Computer-assisted, or automated, text analysis is finally making its way into sociology, as evidenced by the new issue of Poetics devoted to one technique, topic modeling (Poetics 41, 2013). While these methods have been widely used and explored in disciplines like computational linguistics, digital humanities, and, importantly, political science, only recently have sociologists paid attention to them. In my short time using automated text analysis methods I have noticed two recurring issues, both which I will address in this post. First, when I’ve presented these methods at conferences, and when I’ve seen others present these methods, the same two questions are inevitably asked and they have indeed come up again in response to this issue (more on this below). If you use these methods, you should have a response. Second, those who are attempting to use these methods often are not aware of the full range of techniques within the automated text analysis umbrella and choose a method based on convenience, not knowledge.

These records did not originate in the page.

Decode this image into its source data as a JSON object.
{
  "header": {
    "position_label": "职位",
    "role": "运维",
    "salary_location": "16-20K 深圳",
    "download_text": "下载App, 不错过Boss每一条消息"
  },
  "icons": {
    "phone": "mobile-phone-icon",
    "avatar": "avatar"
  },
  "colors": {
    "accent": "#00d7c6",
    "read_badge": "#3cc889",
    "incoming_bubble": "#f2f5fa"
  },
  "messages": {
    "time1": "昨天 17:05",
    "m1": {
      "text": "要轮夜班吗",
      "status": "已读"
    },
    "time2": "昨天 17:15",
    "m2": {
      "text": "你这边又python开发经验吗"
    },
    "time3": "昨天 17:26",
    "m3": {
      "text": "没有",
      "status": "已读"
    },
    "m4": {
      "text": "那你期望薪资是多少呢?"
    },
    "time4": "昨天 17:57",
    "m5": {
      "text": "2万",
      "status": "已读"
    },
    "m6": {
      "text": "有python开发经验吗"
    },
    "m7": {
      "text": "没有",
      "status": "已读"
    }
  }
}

Measuring Language, Measuring Words
Andrew Perrin reviewed the Poetics issue on the blog ScatterPlot and perfectly articulated the two critiques I consistently hear about automated text analysis methods. First, studies like those in Poetics “lack a well-conceptualized theory of language, which leads to some conceptual slippage”, and second, is in these studies “there is little attention to the conditions of production of text: whose words, and which words, are written down, archived, and digitized.”

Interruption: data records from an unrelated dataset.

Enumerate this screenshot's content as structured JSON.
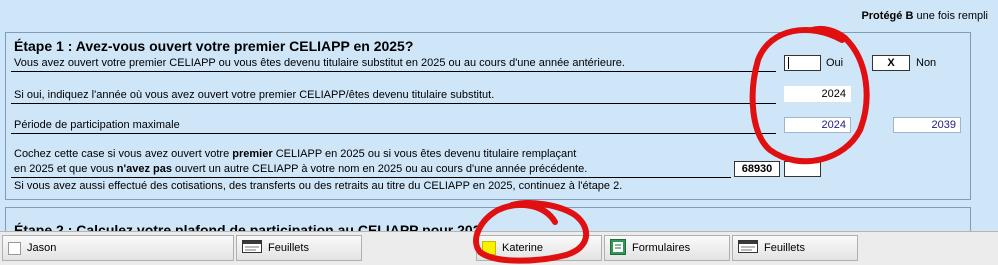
{
  "header": {
    "protect_bold": "Protégé B",
    "protect_rest": " une fois rempli"
  },
  "step1": {
    "title": "Étape 1 : Avez-vous ouvert votre premier CELIAPP en 2025?",
    "q1": "Vous avez ouvert votre premier CELIAPP ou vous êtes devenu titulaire substitut en 2025 ou au cours d'une année antérieure.",
    "oui_label": "Oui",
    "oui_value": "",
    "non_label": "Non",
    "non_value": "X",
    "q2": "Si oui, indiquez l'année où vous avez ouvert votre premier CELIAPP/êtes devenu titulaire substitut.",
    "year_opened": "2024",
    "q3": "Période de participation maximale",
    "period_start": "2024",
    "period_end": "2039",
    "q4_line1_pre": "Cochez cette case si vous avez ouvert votre ",
    "q4_line1_bold": "premier",
    "q4_line1_post": " CELIAPP en 2025 ou si vous êtes devenu titulaire remplaçant",
    "q4_line2_pre": "en 2025 et que vous ",
    "q4_line2_bold": "n'avez pas",
    "q4_line2_post": " ouvert un autre CELIAPP à votre nom en 2025 ou au cours d'une année précédente.",
    "code": "68930",
    "checkbox_value": "",
    "q5": "Si vous avez aussi effectué des cotisations, des transferts ou des retraits au titre du CELIAPP en 2025, continuez à l'étape 2."
  },
  "step2": {
    "title_partial": "Étape 2 : Calculez votre plafond de participation au CELIAPP pour 202"
  },
  "taskbar": {
    "items": [
      {
        "label": "Jason",
        "icon": "checkbox-icon"
      },
      {
        "label": "Feuillets",
        "icon": "slips-icon"
      },
      {
        "label": "Katerine",
        "icon": "yellow-square-icon"
      },
      {
        "label": "Formulaires",
        "icon": "forms-icon"
      },
      {
        "label": "Feuillets",
        "icon": "slips-icon"
      }
    ]
  },
  "colors": {
    "panel": "#cfe6f9",
    "annotation": "#e01010",
    "value_blue": "#202080"
  }
}
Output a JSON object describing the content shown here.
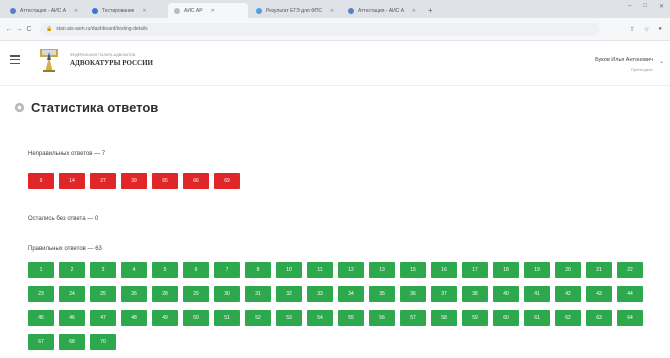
{
  "browser": {
    "tabs": [
      {
        "title": "Аттестация - АИС АР",
        "color": "#5a7fc8",
        "active": false
      },
      {
        "title": "Тестирование",
        "color": "#3a74d8",
        "active": false
      },
      {
        "title": "АИС АР",
        "color": "#bbbbbb",
        "active": true
      },
      {
        "title": "Результат ЕГЭ для ФПС — ОнеД...",
        "color": "#4aa3df",
        "active": false
      },
      {
        "title": "Аттестация - АИС АР",
        "color": "#5a7fc8",
        "active": false
      }
    ],
    "new_tab": "+",
    "url": "stan.ais-asm.ru/dashboard/testing-details",
    "nav": {
      "back": "←",
      "forward": "→",
      "reload": "C"
    },
    "window_controls": [
      "–",
      "□",
      "✕"
    ]
  },
  "header": {
    "logo_small": "ФЕДЕРАЛЬНАЯ ПАЛАТА АДВОКАТОВ",
    "logo_big": "АДВОКАТУРЫ РОССИИ",
    "user_name": "Буков Илья Антонович",
    "user_role": "Претендент"
  },
  "page": {
    "title": "Статистика ответов"
  },
  "sections": {
    "wrong": {
      "label": "Неправильных ответов — 7",
      "items": [
        "9",
        "14",
        "27",
        "39",
        "65",
        "66",
        "69"
      ]
    },
    "unanswered": {
      "label": "Остались без ответа — 0"
    },
    "correct": {
      "label": "Правильных ответов — 63",
      "items": [
        "1",
        "2",
        "3",
        "4",
        "5",
        "6",
        "7",
        "8",
        "10",
        "11",
        "12",
        "13",
        "15",
        "16",
        "17",
        "18",
        "19",
        "20",
        "21",
        "22",
        "23",
        "24",
        "25",
        "26",
        "28",
        "29",
        "30",
        "31",
        "32",
        "33",
        "34",
        "35",
        "36",
        "37",
        "38",
        "40",
        "41",
        "42",
        "43",
        "44",
        "45",
        "46",
        "47",
        "48",
        "49",
        "50",
        "51",
        "52",
        "53",
        "54",
        "55",
        "56",
        "57",
        "58",
        "59",
        "60",
        "61",
        "62",
        "63",
        "64",
        "67",
        "68",
        "70"
      ]
    }
  },
  "colors": {
    "wrong": "#e02626",
    "correct": "#2ea84c"
  }
}
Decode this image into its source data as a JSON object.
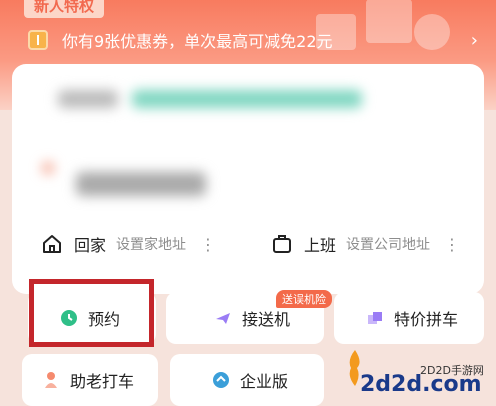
{
  "banner": {
    "badge": "新人特权",
    "coupon_text": "你有9张优惠券，单次最高可减免22元",
    "arrow": "›"
  },
  "shortcuts": {
    "home": {
      "label": "回家",
      "sub": "设置家地址",
      "dots": "⋮"
    },
    "work": {
      "label": "上班",
      "sub": "设置公司地址",
      "dots": "⋮"
    }
  },
  "tiles": [
    {
      "label": "预约",
      "icon": "clock-icon"
    },
    {
      "label": "接送机",
      "icon": "plane-icon",
      "tag": "送误机险"
    },
    {
      "label": "特价拼车",
      "icon": "carpool-icon"
    },
    {
      "label": "助老打车",
      "icon": "elder-icon"
    },
    {
      "label": "企业版",
      "icon": "enterprise-icon"
    }
  ],
  "watermark": {
    "text": "2D2D手游网",
    "logo": "2d2d.com"
  },
  "colors": {
    "accent": "#f26a4f",
    "highlight_box": "#c4262b"
  }
}
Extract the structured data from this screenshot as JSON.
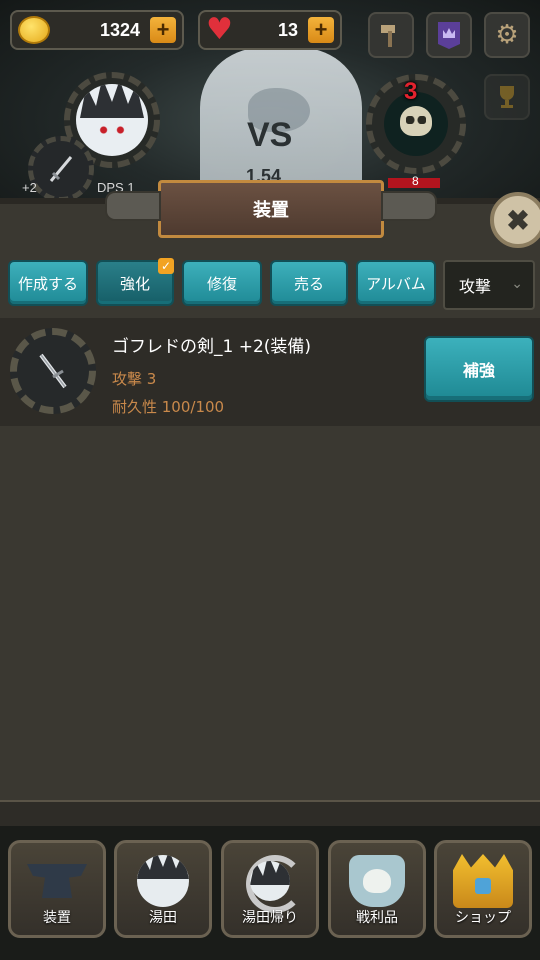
{
  "resources": {
    "coins": "1324",
    "hearts": "13"
  },
  "battle": {
    "vs_label": "VS",
    "enemy_hp": "1.54",
    "enemy_level": "3",
    "enemy_bar_value": "8",
    "weapon_plus": "+2",
    "dps_label": "DPS 1"
  },
  "header": {
    "title": "装置",
    "close_label": "✖"
  },
  "tabs": [
    {
      "label": "作成する",
      "active": false
    },
    {
      "label": "強化",
      "active": true
    },
    {
      "label": "修復",
      "active": false
    },
    {
      "label": "売る",
      "active": false
    },
    {
      "label": "アルバム",
      "active": false
    }
  ],
  "filter": {
    "selected": "攻撃",
    "chevron": "⌄"
  },
  "item": {
    "name": "ゴフレドの剣_1 +2(装備)",
    "attack": "攻撃 3",
    "durability": "耐久性 100/100",
    "action_label": "補強"
  },
  "bottom_nav": [
    {
      "label": "装置",
      "icon": "anvil-icon"
    },
    {
      "label": "湯田",
      "icon": "hero-icon"
    },
    {
      "label": "湯田帰り",
      "icon": "return-icon"
    },
    {
      "label": "戦利品",
      "icon": "loot-icon"
    },
    {
      "label": "ショップ",
      "icon": "shop-chest-icon"
    }
  ],
  "colors": {
    "accent_teal": "#2a9aa6",
    "panel": "#3a3831",
    "gold": "#f2a323",
    "attack_text": "#c9894b"
  }
}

First, on the second critique (the conditions of the production of text): Perrin (and anyone else who makes this critique) is basically cautioning researchers to think about their data. This comment could apply to all social science researchers, and indeed, sociologists using any type of data should consider the processes through which their data were created. In fact, each study in the Poetics article carefully articulated why they chose the particular text they did, and how their data was appropriate for their select question. This is the basis of good social science and is not unique to text-based data.
The first critique (the theory of language critique), however, is more specific to text analysis and is thus more interesting. Topic modeling is just one technique of a collection of automated text analysis methods, including machine translation, part-of-speech tagging, spelling and grammar checks, text classification, author detection, and so on, and decades of computational linguistic research has determined which features of the text will most effectively accomplish each task. For example, if you want to automate the translation of English to Spanish, grammar and syntax are extremely important. If you want to know the subject, object, and action of a particular sentence, tagging each word’s part of speech is key. If you want to identify if two texts were written by two different authors all you need to look at are pronouns. And, it turns out, if you want to extract information from text, that is if you want to discover what a text is about, the best approach is the syntax- and grammar-free bag-of-words approach. Every attempt to improve categorizing text by adding information about grammar or syntax (for example using bigrams or trigrams instead of unigrams) have resulted in inconclusive gains at best.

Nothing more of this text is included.